This is why I am keeping my PhD studies oriented toward these targets: (1) becoming a coffee consultant, (2) setting up a practice as a philosophical counselor, and (3) looking for a job in the academy. Why do folks sign up for a PhD program outside the top 20 of their respective discipline and NOT have two post-Doc targets in mind other than becoming an academic?
It only makes sense when you take into account what can be seen with the naked eye: elite schools get most of the job offers. But also, such tenured positions are shrinking and those that are still around appear to be held by a generation most not set on retiring before the age of 75 or 80.
This is the Society of Control folks… learn to slip and slide in the network. Control your control.
The United States prides itself on offering broad access to higher education, and thanks to merit-based admissions, ample financial aid, and emphasis on diverse student bodies, our country can claim some success in realizing this ideal.

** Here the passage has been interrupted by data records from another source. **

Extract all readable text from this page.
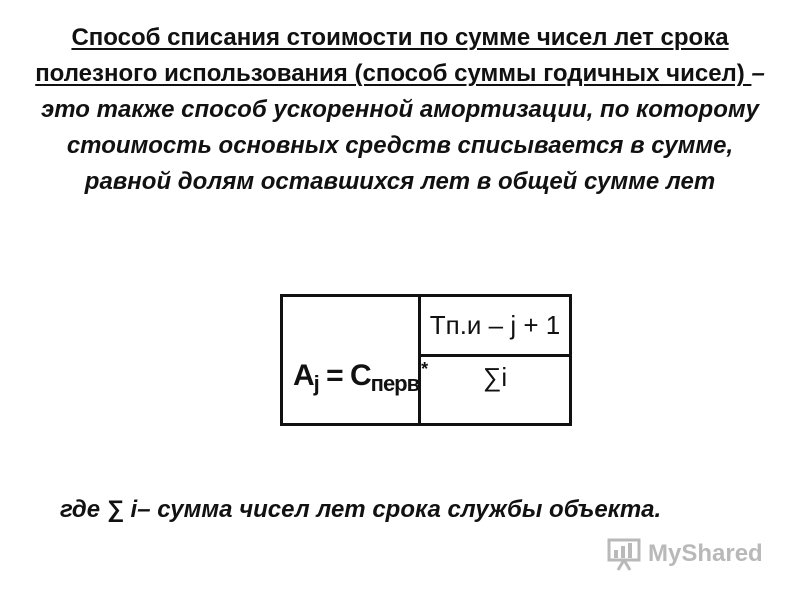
Способ списания стоимости по сумме чисел лет срока полезного использования (способ суммы годичных чисел) – это также способ ускоренной амортизации, по которому стоимость основных средств списывается в сумме, равной долям оставшихся лет в общей сумме лет

$A_j = C_{перв}^*$
Tп.и – j + 1
∑i

где ∑ i– сумма чисел лет срока службы объекта.

MyShared
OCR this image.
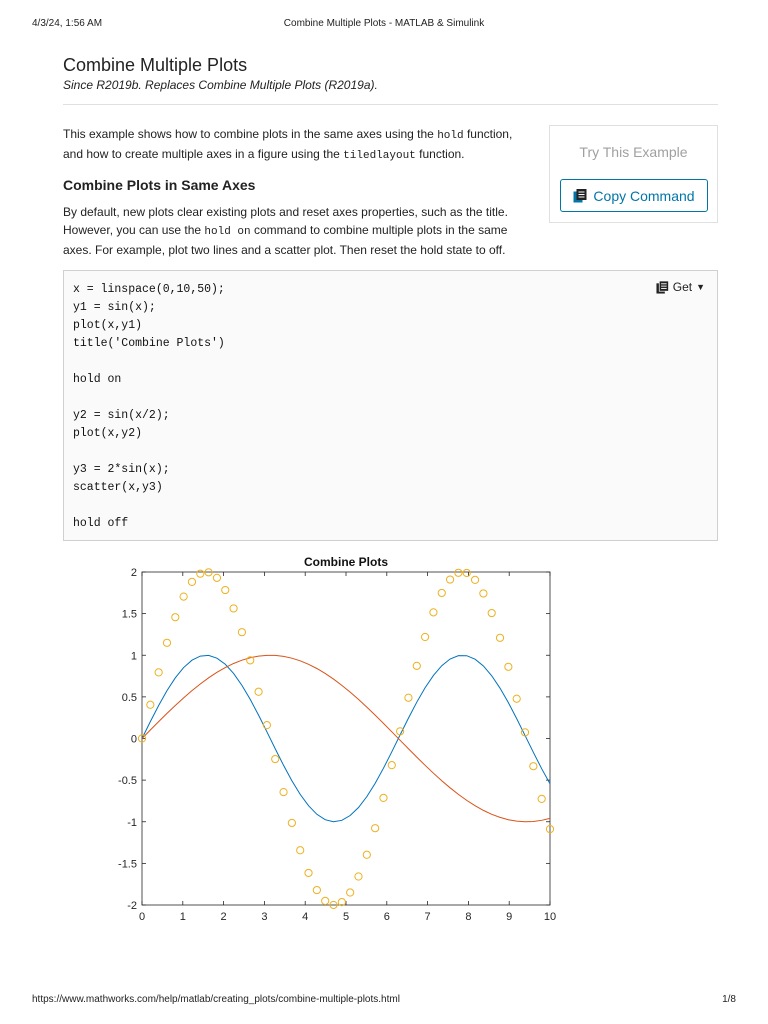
4/3/24, 1:56 AM	Combine Multiple Plots - MATLAB & Simulink
Combine Multiple Plots
Since R2019b. Replaces Combine Multiple Plots (R2019a).

This example shows how to combine plots in the same axes using the hold function, and how to create multiple axes in a figure using the tiledlayout function.	Try This Example
Copy Command
Combine Plots in Same Axes

By default, new plots clear existing plots and reset axes properties, such as the title. However, you can use the hold on command to combine multiple plots in the same axes. For example, plot two lines and a scatter plot. Then reset the hold state to off.

x = linspace(0,10,50);
y1 = sin(x);
plot(x,y1)
title('Combine Plots')
hold on
y2 = sin(x/2);
plot(x,y2)
y3 = 2*sin(x);
scatter(x,y3)
hold off
Get ▼
Combine Plots
0	1	2	3	4	5	6	7	8	9	10
2
1.5
1
0.5
0
-0.5
-1
-1.5
-2
https://www.mathworks.com/help/matlab/creating_plots/combine-multiple-plots.html	1/8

The situation for aspiring professors is far grimmer. Aaron Clauset, a co-author of this article, is the lead author of a new study published in Science Advances that scrutinized more than 16,000 faculty members in the fields of business, computer science, and history at 242 schools. He and his colleagues found, as the paper puts it, a “steeply hierarchical structure that reflects profound social inequality.” The data revealed that just a quarter of all universities account for 71 to 86 percent of all tenure-track faculty in the U.S. and Canada in these three fields. Just 18 elite universities produce half of all computer science professors, 16 schools produce half of all business professors, and eight schools account for half of all history professors.
While elite universities, with their deep resources and demanding coursework, surely produce great professors, the data suggest that faculty hiring isn’t a simple meritocracy. The top schools generate far more professors than even just slightly less prestigious schools. For example, in history, the top 10 schools produce three times as many future professors as those ranked 11 through 20.